Without wanting to start the thread going around in circles :)

I don't know what I don't know - unless someone told me something I didn't know before and then I would know one thing I didn't know I didn't know
 
I'm told you can use a VPN to hide your true location, and I assume, say you are in the UK.
Some VPNs are free.
Just a warning, I use surfshark VPN and it messes with the BBC website something rotten, and that's in the UK. I fairness to it, it's fine with everything else, but I have to turn it off to look a the BBC website. Even if it set to a UK server it detects a VPN and plays up. I'm really saying don't spend a lot of money on a VPN subscription if you just want to look at BBC. You can get on their website out of the UK, but there's ads everywhere, and I'm not sure if the content's the same.
 
The BBC again, they won’t let you see the pics if you’re not in the uk, first one shows for a couple of seconds but then zilch, but it’s the sort of thing I like, seems very well preserved.
I had just this problem when for 15 years I lived in SW France until I took a £5 monthly subscription to 'Tunnel Bear', a very simple VPN (virtual private network) so by telling it I was in UK we could get all the BBC output.

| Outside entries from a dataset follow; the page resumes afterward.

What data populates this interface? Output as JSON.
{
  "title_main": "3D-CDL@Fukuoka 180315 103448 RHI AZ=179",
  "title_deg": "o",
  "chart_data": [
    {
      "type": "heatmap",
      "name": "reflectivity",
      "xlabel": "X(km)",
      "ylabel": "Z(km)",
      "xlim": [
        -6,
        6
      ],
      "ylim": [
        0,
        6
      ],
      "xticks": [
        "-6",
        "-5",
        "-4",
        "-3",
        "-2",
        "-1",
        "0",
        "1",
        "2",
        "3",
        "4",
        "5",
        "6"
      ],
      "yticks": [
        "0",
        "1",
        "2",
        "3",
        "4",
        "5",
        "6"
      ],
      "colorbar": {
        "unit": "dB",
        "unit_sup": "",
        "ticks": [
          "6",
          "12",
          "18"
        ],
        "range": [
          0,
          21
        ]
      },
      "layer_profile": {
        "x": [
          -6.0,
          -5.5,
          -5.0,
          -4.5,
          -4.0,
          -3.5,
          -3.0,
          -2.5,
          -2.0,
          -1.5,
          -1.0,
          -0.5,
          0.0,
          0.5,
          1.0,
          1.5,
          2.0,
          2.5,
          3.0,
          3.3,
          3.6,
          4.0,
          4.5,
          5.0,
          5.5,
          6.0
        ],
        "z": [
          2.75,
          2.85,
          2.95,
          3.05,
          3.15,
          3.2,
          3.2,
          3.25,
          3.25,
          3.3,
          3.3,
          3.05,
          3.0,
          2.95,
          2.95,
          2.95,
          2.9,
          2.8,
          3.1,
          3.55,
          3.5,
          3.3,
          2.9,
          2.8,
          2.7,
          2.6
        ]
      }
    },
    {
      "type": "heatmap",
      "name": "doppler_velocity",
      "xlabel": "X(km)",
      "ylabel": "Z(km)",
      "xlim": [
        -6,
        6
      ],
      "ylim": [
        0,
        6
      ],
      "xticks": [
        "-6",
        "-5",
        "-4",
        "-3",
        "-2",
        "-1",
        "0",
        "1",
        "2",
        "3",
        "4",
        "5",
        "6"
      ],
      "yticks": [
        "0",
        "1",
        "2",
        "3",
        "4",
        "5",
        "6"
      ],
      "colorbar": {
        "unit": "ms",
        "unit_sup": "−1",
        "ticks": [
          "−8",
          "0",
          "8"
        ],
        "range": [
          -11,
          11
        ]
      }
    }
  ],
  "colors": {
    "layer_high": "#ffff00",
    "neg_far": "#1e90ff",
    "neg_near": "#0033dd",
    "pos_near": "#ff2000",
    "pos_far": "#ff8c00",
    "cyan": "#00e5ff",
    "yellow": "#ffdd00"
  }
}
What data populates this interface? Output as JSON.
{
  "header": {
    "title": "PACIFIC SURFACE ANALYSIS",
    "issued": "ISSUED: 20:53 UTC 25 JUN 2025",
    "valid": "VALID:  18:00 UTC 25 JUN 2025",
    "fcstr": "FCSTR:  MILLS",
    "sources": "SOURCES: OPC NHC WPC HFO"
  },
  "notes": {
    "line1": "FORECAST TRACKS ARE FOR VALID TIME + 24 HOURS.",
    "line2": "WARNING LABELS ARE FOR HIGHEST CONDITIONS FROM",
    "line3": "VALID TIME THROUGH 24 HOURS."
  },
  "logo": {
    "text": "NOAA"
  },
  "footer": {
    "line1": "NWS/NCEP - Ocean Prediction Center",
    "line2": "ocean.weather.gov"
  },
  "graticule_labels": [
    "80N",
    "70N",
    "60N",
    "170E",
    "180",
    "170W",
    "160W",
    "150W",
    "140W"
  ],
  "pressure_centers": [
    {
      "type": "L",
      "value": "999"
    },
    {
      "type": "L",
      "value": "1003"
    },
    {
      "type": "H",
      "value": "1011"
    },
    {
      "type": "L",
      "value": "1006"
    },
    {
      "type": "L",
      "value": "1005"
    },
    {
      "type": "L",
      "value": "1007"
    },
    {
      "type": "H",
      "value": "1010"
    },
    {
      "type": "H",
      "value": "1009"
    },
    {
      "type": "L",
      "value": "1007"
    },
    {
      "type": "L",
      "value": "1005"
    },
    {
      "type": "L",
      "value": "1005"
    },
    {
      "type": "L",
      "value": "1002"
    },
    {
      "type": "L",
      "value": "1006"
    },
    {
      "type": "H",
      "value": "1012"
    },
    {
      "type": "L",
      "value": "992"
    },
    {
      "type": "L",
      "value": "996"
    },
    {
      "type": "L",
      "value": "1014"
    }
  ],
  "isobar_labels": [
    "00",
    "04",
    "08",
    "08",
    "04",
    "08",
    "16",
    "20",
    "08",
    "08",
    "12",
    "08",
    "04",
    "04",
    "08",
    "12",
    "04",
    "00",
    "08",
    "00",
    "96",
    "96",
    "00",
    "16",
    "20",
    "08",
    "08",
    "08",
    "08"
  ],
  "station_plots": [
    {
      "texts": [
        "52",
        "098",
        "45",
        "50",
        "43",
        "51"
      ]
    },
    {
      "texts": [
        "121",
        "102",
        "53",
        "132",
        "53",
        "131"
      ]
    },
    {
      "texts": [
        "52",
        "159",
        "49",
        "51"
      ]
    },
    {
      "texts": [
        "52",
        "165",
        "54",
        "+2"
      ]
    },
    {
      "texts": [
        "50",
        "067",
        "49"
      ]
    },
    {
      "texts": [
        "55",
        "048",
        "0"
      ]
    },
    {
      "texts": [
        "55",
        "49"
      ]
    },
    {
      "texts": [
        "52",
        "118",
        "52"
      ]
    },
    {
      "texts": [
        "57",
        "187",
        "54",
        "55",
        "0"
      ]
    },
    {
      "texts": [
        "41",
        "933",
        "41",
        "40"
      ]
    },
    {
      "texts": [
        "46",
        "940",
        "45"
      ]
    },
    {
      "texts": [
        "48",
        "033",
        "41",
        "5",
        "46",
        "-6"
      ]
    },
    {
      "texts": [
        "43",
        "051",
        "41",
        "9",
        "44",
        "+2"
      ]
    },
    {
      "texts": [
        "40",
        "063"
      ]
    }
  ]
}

I still use it now to search obscure subjects happy in the knowledge I shan't get spammed by purveyors of Baffin Island midwives headresses etc..
 
Well thanks for that, but it’s like no ship construction I’ve ever seen, not that that says much lol.
The ribs are next to each other, so I had a look at the Mary Rose, and again it looks a most unusual construction to me, different layers running in opposite directions.
Just shows what I don’t know!
View attachment 176391

That pic reminds me of a viking longship reproduction they've been building, though the vid i saw was a good few years back so its probably been finished by now.

Quick YT search has the vid, and it sailing.
I'd love to have worked on something like this. a great big f*** off build.


 
That pic reminds me of a viking longship reproduction they've been building, though the vid i saw was a good few years back so its probably been finished by now.

Quick YT search has the vid, and it sailing.
I'd love to have worked on something like this. a great big f*** off build.



Thanks TRITON that’s an incredible build. All those scarf joints and tar etc, quite wonderful. And it REALLY shifted when at sea!